Comments about faith aren’t restricted to religion either. Do I have faith in my doctors? Do I have faith in my medications? I’ve even been asked if I have faith in my body’s ability to heal/cure myself. (This was followed by the comment that I was still plagued by a chronic illness because inadequate faith in my body’s ability to heal meant my body would never heal.)
There’s one question that I’ve never been asked, though: whether I have faith in my own ability to deal with the mental and physical strain of a chronic illness. I know that faith in religion/God is one way that a lot of people deal with this strain. Regardless, I think what a lot of people need is faith in themselves. Faith that they are strong enough to deal with the constant pain, appointments, meds and lifestyle changes. Because let’s face it, at the end of the day you are the one who takes your meds multiple times a day, who knows when to push further and when to rest, who fights food cravings/aromas/tantalizingly arranged platters because you know they aggravate your illness, and, ultimately, you are the one who knows what it’s like to have your illness.

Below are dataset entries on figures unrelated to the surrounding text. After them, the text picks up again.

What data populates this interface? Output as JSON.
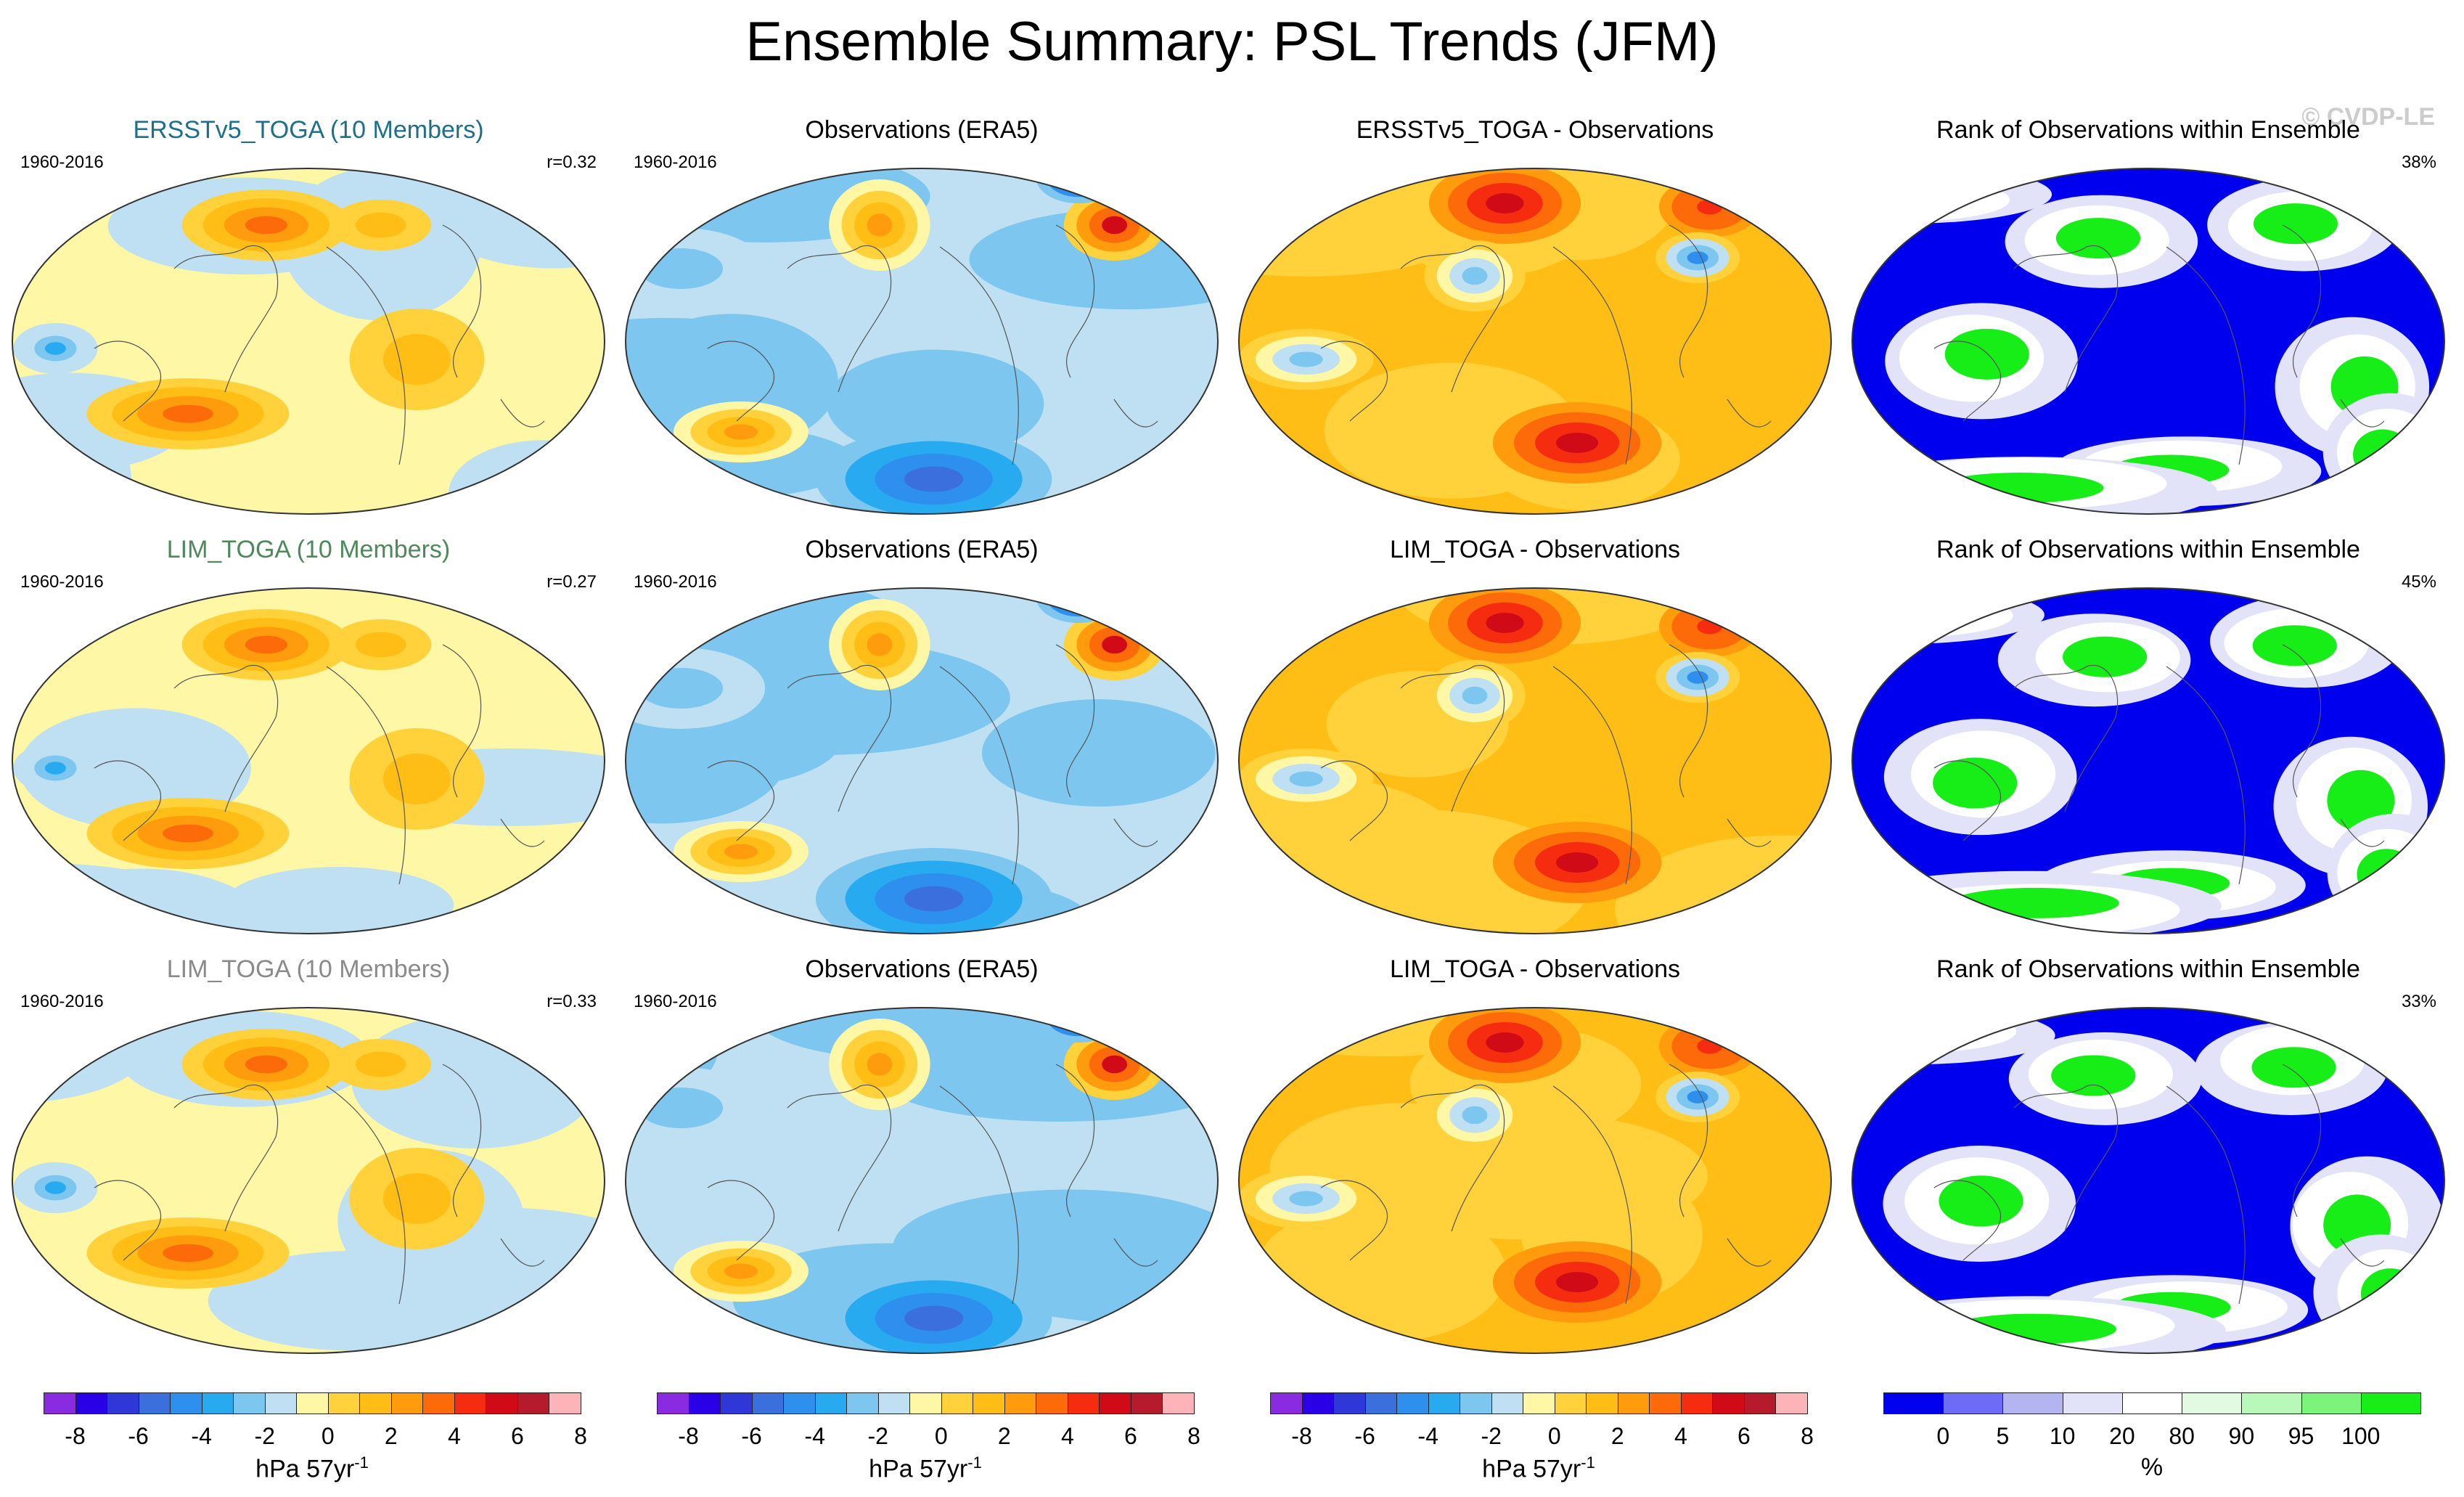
{
  "title": "Ensemble Summary: PSL Trends (JFM)",
  "watermark": "© CVDP-LE",
  "colors": {
    "trend_scale": [
      "#8a2be2",
      "#2a00e6",
      "#2f37d6",
      "#3b6fde",
      "#2f8fef",
      "#28aaf0",
      "#7cc6f0",
      "#bfe0f2",
      "#fef7a6",
      "#ffd23c",
      "#ffbe16",
      "#ff9c0e",
      "#fc6a0a",
      "#f52c10",
      "#d10a18",
      "#b51b2a",
      "#fdb4b8"
    ],
    "rank_scale": [
      "#0000ee",
      "#6c6cf6",
      "#b4b4f0",
      "#e2e2f8",
      "#ffffff",
      "#e2fae2",
      "#b8f8b8",
      "#7cf47c",
      "#17ee17"
    ]
  },
  "chart_data": [
    {
      "type": "heatmap",
      "title": "ERSSTv5_TOGA (10 Members)",
      "title_color": "#1f6f8b",
      "period": "1960-2016",
      "stat": "r=0.32",
      "scale": "trend"
    },
    {
      "type": "heatmap",
      "title": "Observations (ERA5)",
      "title_color": "#000000",
      "period": "1960-2016",
      "stat": "",
      "scale": "trend"
    },
    {
      "type": "heatmap",
      "title": "ERSSTv5_TOGA - Observations",
      "title_color": "#000000",
      "period": "",
      "stat": "",
      "scale": "trend"
    },
    {
      "type": "heatmap",
      "title": "Rank of Observations within Ensemble",
      "title_color": "#000000",
      "period": "",
      "stat": "38%",
      "scale": "rank"
    },
    {
      "type": "heatmap",
      "title": "LIM_TOGA (10 Members)",
      "title_color": "#4c8a5a",
      "period": "1960-2016",
      "stat": "r=0.27",
      "scale": "trend"
    },
    {
      "type": "heatmap",
      "title": "Observations (ERA5)",
      "title_color": "#000000",
      "period": "1960-2016",
      "stat": "",
      "scale": "trend"
    },
    {
      "type": "heatmap",
      "title": "LIM_TOGA - Observations",
      "title_color": "#000000",
      "period": "",
      "stat": "",
      "scale": "trend"
    },
    {
      "type": "heatmap",
      "title": "Rank of Observations within Ensemble",
      "title_color": "#000000",
      "period": "",
      "stat": "45%",
      "scale": "rank"
    },
    {
      "type": "heatmap",
      "title": "LIM_TOGA (10 Members)",
      "title_color": "#8a8a8a",
      "period": "1960-2016",
      "stat": "r=0.33",
      "scale": "trend"
    },
    {
      "type": "heatmap",
      "title": "Observations (ERA5)",
      "title_color": "#000000",
      "period": "1960-2016",
      "stat": "",
      "scale": "trend"
    },
    {
      "type": "heatmap",
      "title": "LIM_TOGA - Observations",
      "title_color": "#000000",
      "period": "",
      "stat": "",
      "scale": "trend"
    },
    {
      "type": "heatmap",
      "title": "Rank of Observations within Ensemble",
      "title_color": "#000000",
      "period": "",
      "stat": "33%",
      "scale": "rank"
    }
  ],
  "colorbars": [
    {
      "scale": "trend",
      "ticks": [
        "-8",
        "-6",
        "-4",
        "-2",
        "0",
        "2",
        "4",
        "6",
        "8"
      ],
      "units": "hPa 57yr",
      "units_sup": "-1"
    },
    {
      "scale": "trend",
      "ticks": [
        "-8",
        "-6",
        "-4",
        "-2",
        "0",
        "2",
        "4",
        "6",
        "8"
      ],
      "units": "hPa 57yr",
      "units_sup": "-1"
    },
    {
      "scale": "trend",
      "ticks": [
        "-8",
        "-6",
        "-4",
        "-2",
        "0",
        "2",
        "4",
        "6",
        "8"
      ],
      "units": "hPa 57yr",
      "units_sup": "-1"
    },
    {
      "scale": "rank",
      "ticks": [
        "0",
        "5",
        "10",
        "20",
        "80",
        "90",
        "95",
        "100"
      ],
      "units": "%",
      "units_sup": ""
    }
  ]
}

Even with the same diagnosis, everyone’s experience of an illness is different. Anyone who is judging you for your faith or lack thereof is doing so on the basis of his/her own experience, not yours. It doesn’t matter what he/she thinks. (Even if it’s hard to recognize and acknowledge this and often even harder to actually tell someone so when it’s a close friend or loved one.) It will probably never be easy to do, but no matter what else you have faith in, have faith in YOU.